TLmag: Lightness and transparency play an important role in your work. Why is that?
Tokujin Yoshioka: I am fascinated by transparency because it is never static. When light encounters transparent objects, they automatically start to change and to react to their environment. Light is a very important part of my work. I almost use it as a material that can be deformed and manipulated.
TLmag: Why do materials in particular play such a key role in many of your products?
T.Y.: Design is above all a mental process, one which is also strongly influenced by feelings. This makes design very personal. When I work on an object, aesthetics come first. It is the result of the materials and the processing I have already decided upon. If you work only on the form of products, you cannot really take a step forward. Today, so many pieces of furniture are very similar because they are all made of the same materials. As designers, we have to think at least as much about the materials as about the shape or function of an object. Breaking expectations with it is very exciting.
TLmag: What is typically Japanese in your work?
T.Y.: Perhaps it has to do with the fact that nature always plays an important role for me, even though I often use it in an abstract way. The Japanese conception of nature is often characterised by its distinctive perception of space. It involves the sensory realisation of the surrounding atmosphere through what may be described as signs of energies or aura. Similar ways of sensually appreciating nature’s intrinsic beauties can be recognised in the Japanese tea ceremony.

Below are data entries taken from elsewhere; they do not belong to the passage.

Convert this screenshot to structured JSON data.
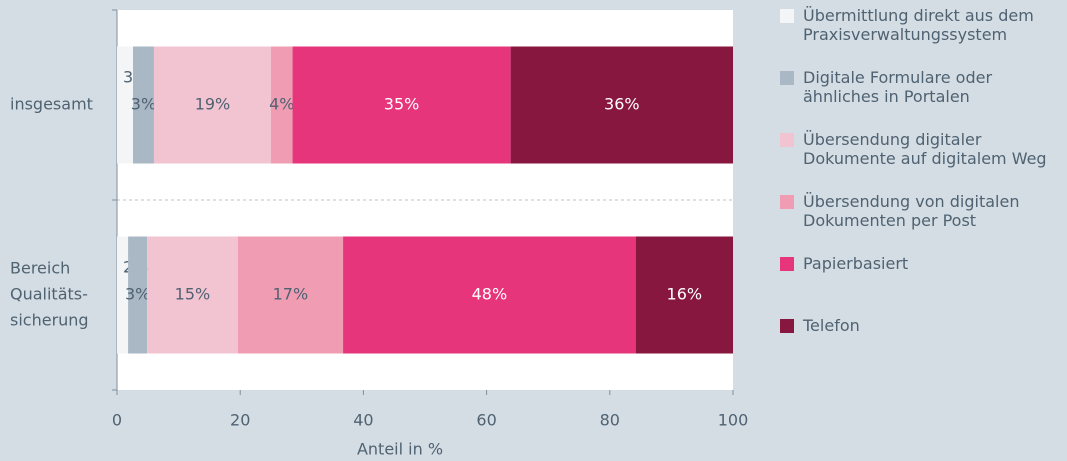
{
  "chart_data": {
    "type": "stacked-barh",
    "categories": [
      [
        "insgesamt"
      ],
      [
        "Bereich",
        "Qualitäts-",
        "sicherung"
      ]
    ],
    "series": [
      {
        "name": "Übermittlung direkt aus dem Praxisverwaltungssystem",
        "color": "#f3f5f7",
        "values": [
          2.6,
          1.8
        ],
        "value_labels": [
          "3%",
          "2%"
        ]
      },
      {
        "name": "Digitale Formulare oder ähnliches in Portalen",
        "color": "#a9b8c4",
        "values": [
          3.4,
          3.1
        ],
        "value_labels": [
          "3%",
          "3%"
        ]
      },
      {
        "name": "Übersendung digitaler Dokumente auf digitalem Weg",
        "color": "#f2c4d2",
        "values": [
          19.0,
          14.7
        ],
        "value_labels": [
          "19%",
          "15%"
        ]
      },
      {
        "name": "Übersendung von digitalen Dokumenten per Post",
        "color": "#f09db4",
        "values": [
          3.5,
          17.1
        ],
        "value_labels": [
          "4%",
          "17%"
        ]
      },
      {
        "name": "Papierbasiert",
        "color": "#e6357a",
        "values": [
          35.4,
          47.5
        ],
        "value_labels": [
          "35%",
          "48%"
        ]
      },
      {
        "name": "Telefon",
        "color": "#88173f",
        "values": [
          36.1,
          15.8
        ],
        "value_labels": [
          "36%",
          "16%"
        ]
      }
    ],
    "xlabel": "Anteil in %",
    "xlim": [
      0,
      100
    ],
    "xticks": [
      0,
      20,
      40,
      60,
      80,
      100
    ]
  }
}
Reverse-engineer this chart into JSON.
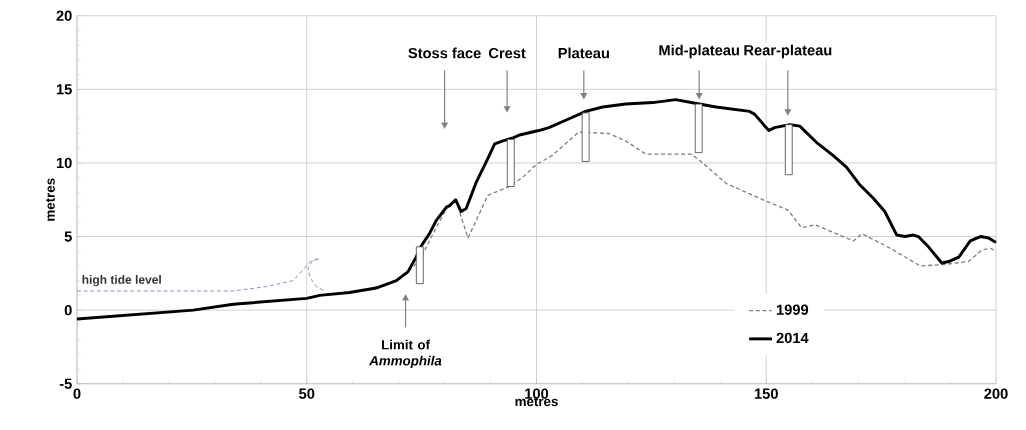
{
  "chart_data": {
    "type": "line",
    "xlabel": "metres",
    "ylabel": "metres",
    "xlim": [
      0,
      200
    ],
    "ylim": [
      -5,
      20
    ],
    "xticks": [
      0,
      50,
      100,
      150,
      200
    ],
    "yticks": [
      -5,
      0,
      5,
      10,
      15,
      20
    ],
    "grid": true,
    "legend": "bottom right",
    "series": [
      {
        "name": "1999",
        "color": "#808080",
        "line_style": "dashed",
        "x": [
          69.9,
          71.7,
          74.6,
          77.5,
          80.4,
          82.4,
          85.1,
          89.4,
          94.1,
          96.9,
          100,
          103.4,
          109.2,
          115.7,
          119.4,
          123.8,
          133.6,
          135.4,
          141.3,
          150,
          154.7,
          157.7,
          160.6,
          169,
          170.8,
          177,
          183.5,
          188.6,
          194,
          197,
          198.8,
          200
        ],
        "values": [
          2.1,
          2.5,
          3.4,
          5.2,
          6.9,
          7.5,
          4.9,
          7.8,
          8.4,
          9.0,
          9.9,
          10.5,
          12.1,
          12.0,
          11.5,
          10.6,
          10.6,
          10.2,
          8.6,
          7.4,
          6.8,
          5.6,
          5.8,
          4.7,
          5.2,
          4.2,
          3.0,
          3.1,
          3.3,
          4.1,
          4.2,
          4.0
        ]
      },
      {
        "name": "2014",
        "color": "#000000",
        "line_style": "solid",
        "x": [
          0,
          25.3,
          34,
          50,
          52.8,
          59.3,
          65.1,
          69.5,
          72,
          73.8,
          75,
          76.7,
          78.2,
          80.4,
          81.1,
          82.4,
          83.6,
          84.7,
          86.9,
          89.4,
          90.9,
          92.7,
          94.9,
          96.3,
          100.5,
          102.7,
          107.1,
          110.7,
          114.4,
          119.4,
          125.3,
          130.3,
          135.4,
          139.1,
          146.4,
          147.5,
          149.7,
          150.6,
          151.8,
          155.1,
          157.3,
          160.9,
          164.6,
          167.5,
          170.4,
          173.3,
          175.8,
          178.4,
          180.2,
          182,
          183.1,
          185.3,
          188.2,
          189.7,
          191.9,
          194.4,
          196.6,
          198.4,
          200
        ],
        "values": [
          -0.6,
          0.0,
          0.4,
          0.8,
          1.0,
          1.2,
          1.5,
          2.0,
          2.6,
          3.6,
          4.4,
          5.2,
          6.1,
          7.0,
          7.1,
          7.5,
          6.7,
          6.9,
          8.7,
          10.3,
          11.3,
          11.5,
          11.7,
          11.9,
          12.2,
          12.4,
          13.0,
          13.5,
          13.8,
          14.0,
          14.1,
          14.3,
          14.0,
          13.8,
          13.5,
          13.3,
          12.5,
          12.2,
          12.4,
          12.6,
          12.5,
          11.4,
          10.5,
          9.7,
          8.5,
          7.6,
          6.7,
          5.1,
          5.0,
          5.1,
          5.0,
          4.3,
          3.2,
          3.3,
          3.6,
          4.7,
          5.0,
          4.9,
          4.6
        ]
      },
      {
        "name": "high tide level",
        "type": "line",
        "color": "#7f8db0",
        "line_style": "dashed",
        "x": [
          0,
          34,
          41.2,
          47,
          48.8,
          50.7,
          52.8,
          51.4,
          50.3,
          50.7,
          52.1,
          53.9
        ],
        "values": [
          1.3,
          1.3,
          1.6,
          2.0,
          2.6,
          3.3,
          3.5,
          3.4,
          2.9,
          2.2,
          1.6,
          1.3
        ]
      },
      {
        "type": "bar",
        "color": "#ffffff",
        "x": [
          74.6,
          94.4,
          110.7,
          135.3,
          154.9
        ],
        "base": [
          1.8,
          8.4,
          10.1,
          10.7,
          9.2
        ],
        "values": [
          2.5,
          3.2,
          3.3,
          3.3,
          3.4
        ]
      }
    ],
    "annotations": [
      "Stoss face",
      "Crest",
      "Plateau",
      "Mid-plateau",
      "Rear-plateau",
      "Limit of *Ammophila*"
    ]
  }
}
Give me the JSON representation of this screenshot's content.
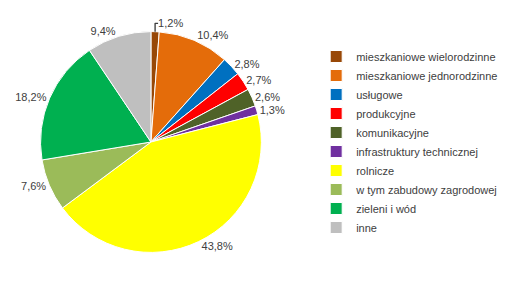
{
  "chart_data": {
    "type": "pie",
    "categories": [
      "mieszkaniowe wielorodzinne",
      "mieszkaniowe jednorodzinne",
      "usługowe",
      "produkcyjne",
      "komunikacyjne",
      "infrastruktury technicznej",
      "rolnicze",
      "w tym zabudowy zagrodowej",
      "zieleni i wód",
      "inne"
    ],
    "values": [
      1.2,
      10.4,
      2.8,
      2.7,
      2.6,
      1.3,
      43.8,
      7.6,
      18.2,
      9.4
    ],
    "value_labels": [
      "1,2%",
      "10,4%",
      "2,8%",
      "2,7%",
      "2,6%",
      "1,3%",
      "43,8%",
      "7,6%",
      "18,2%",
      "9,4%"
    ],
    "colors": [
      "#984807",
      "#E46C0A",
      "#0070C0",
      "#FF0000",
      "#4F6228",
      "#7030A0",
      "#FFFF00",
      "#9BBB59",
      "#00B050",
      "#BFBFBF"
    ],
    "data_labels": true,
    "legend": "right"
  }
}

TLmag: For the Shōren-in Temple near Kyoto, you have designed the KOU-AN Glass Teahouse, which will travel outside of Japan soon. What makes it different from traditional tea houses?
T.Y.: The KOU-AN does not have the scroll or flowers that all traditional tea houses have, but the floor sparkles in a way that reminds us of a ripple of water. At some point in the afternoon, sunlight is coming through a glass prism on the roof and it seems like a flower of light. By sensing the transformation of light from the ceiling, we can perceive the time itself.
TLmag: Prisms are also part of many other projects like the exhibitions Spectrum and Rainbow Church. What is your interest in the refraction of light?
T.Y.: When I was in my early twenties, I visited the Chapel of the Rosary in Vence, near Nice, which was designed by Henri Matisse. The entire room was filled with wonderful, bright colours brought out by the sunlight. Since then, I have wanted to create a building in which light can be experienced in a similarly intense way, a place where a whole field of rainbow patterns on the ground constantly changes with the sun’s position. For the exhibition Rainbow Church, I designed a window nine meters high with five hundred vertical prisms. For me, this was the first step towards architecture. Even if it is still too early at the moment, I would like to design a whole building like this. And who knows, maybe it will be a church.